正电子发射型断层成像(PET)目前已成为肿瘤学、心脏病学和神经病学患者管理的重要工具。特别是在肿瘤学中，PET常用于诊断、分期、放疗计划、治疗监测和随访(Bai等，2013)。适应性放射治疗的目标是通过个体患者与目标肿瘤特异性的结合来改善放射治疗，并在治疗过程中尽早重新优化治疗计划(Yan等，1997)。PET在自适应放射治疗的应用中具有很大作用(Thorwarth等，2010)。最近，快速发展的影像组学开始用于准确、稳定及可重复地分割肿瘤，以便提取大量附加特征，诸如3D描述算子、强度、直方图指标和2阶或更高阶的纹理特征(Hatt等，2017b)。

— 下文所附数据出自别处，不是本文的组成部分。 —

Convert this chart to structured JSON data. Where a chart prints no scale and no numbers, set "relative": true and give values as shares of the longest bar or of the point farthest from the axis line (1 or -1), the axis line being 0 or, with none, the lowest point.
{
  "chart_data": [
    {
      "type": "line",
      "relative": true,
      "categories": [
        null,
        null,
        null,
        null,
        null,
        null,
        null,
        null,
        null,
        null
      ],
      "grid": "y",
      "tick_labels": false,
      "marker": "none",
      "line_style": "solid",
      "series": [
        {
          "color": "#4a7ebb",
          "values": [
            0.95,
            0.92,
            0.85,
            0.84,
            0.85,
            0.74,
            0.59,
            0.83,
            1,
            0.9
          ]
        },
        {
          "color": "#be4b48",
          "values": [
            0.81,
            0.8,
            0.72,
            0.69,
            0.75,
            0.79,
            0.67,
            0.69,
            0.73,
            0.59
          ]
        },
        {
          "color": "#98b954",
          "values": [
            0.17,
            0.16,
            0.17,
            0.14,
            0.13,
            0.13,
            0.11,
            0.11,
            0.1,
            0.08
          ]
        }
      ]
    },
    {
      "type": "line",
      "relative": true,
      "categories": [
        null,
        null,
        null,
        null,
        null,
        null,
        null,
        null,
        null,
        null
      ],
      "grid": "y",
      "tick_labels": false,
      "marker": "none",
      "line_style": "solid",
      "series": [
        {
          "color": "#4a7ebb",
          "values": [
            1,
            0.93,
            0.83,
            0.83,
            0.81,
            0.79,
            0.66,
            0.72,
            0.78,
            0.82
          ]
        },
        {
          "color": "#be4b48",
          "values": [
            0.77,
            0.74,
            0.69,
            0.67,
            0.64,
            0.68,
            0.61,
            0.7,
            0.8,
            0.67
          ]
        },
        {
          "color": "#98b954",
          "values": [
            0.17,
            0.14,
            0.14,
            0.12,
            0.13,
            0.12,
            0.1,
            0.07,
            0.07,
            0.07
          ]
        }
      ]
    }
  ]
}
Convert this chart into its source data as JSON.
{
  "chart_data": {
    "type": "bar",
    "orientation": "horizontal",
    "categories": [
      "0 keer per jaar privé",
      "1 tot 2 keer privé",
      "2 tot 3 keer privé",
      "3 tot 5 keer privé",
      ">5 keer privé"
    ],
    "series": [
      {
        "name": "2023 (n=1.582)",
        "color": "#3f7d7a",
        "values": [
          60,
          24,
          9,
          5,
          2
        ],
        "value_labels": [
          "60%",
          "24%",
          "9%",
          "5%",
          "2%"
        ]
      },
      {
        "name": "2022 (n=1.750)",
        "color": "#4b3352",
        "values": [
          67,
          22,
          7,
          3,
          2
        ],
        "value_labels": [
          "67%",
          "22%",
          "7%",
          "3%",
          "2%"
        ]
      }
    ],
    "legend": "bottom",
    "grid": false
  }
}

当前，PET图像分割技术(毕晓君和肖婧，2011)的研究仍受到诸多挑战：一方面，PET图像为背景分布不均匀的灰度图像，具有低空间分辨率、低信噪比、无明显的灰度差异等问题；另一方面，由于个体间的差异，肿瘤病灶成像不规则。手动分割在医学成像中通常被认为可重复性差、繁琐且耗时，在PET图像中尤其如此(Hatt等，2017a)，上述因素促进了自动分割方法的发展。

研究人员运用多种方法在PET图像上分割肿瘤，包括基于阈值(Moussallem等，2012)、基于轮廓、基于区域(Day等，2009)、基于图(Onoma等，2012)、聚类(Lelandais等，2014)、统计和机器学习(Foster等，2014)等方法。Moussallem等人(2012)提出直接来自患者PET/CT图像的自适应阈值策略，对于最大轴在2~4.5 cm之间的病变准确度较高，但对小尺寸病变的分割存在不准确性；Day等人(2009)提出区域生长方法依赖于肿瘤区域的统计数据，分割性能很大程度上取决于分段的初始化；Onoma等人(2012)使用自适应参数来改进3D随机游走(RW)模型，用于分割不均匀肿瘤或小肿瘤；Lelandais等人(2014)基于证据C均值(ECM)算法，利用相邻体素来处理每个单元示踪剂PET图像中的不确定性和不精确性，但仅使用强度值将体素分配到不同的聚类中容易忽略每个体素周围空间环境的纹理特征。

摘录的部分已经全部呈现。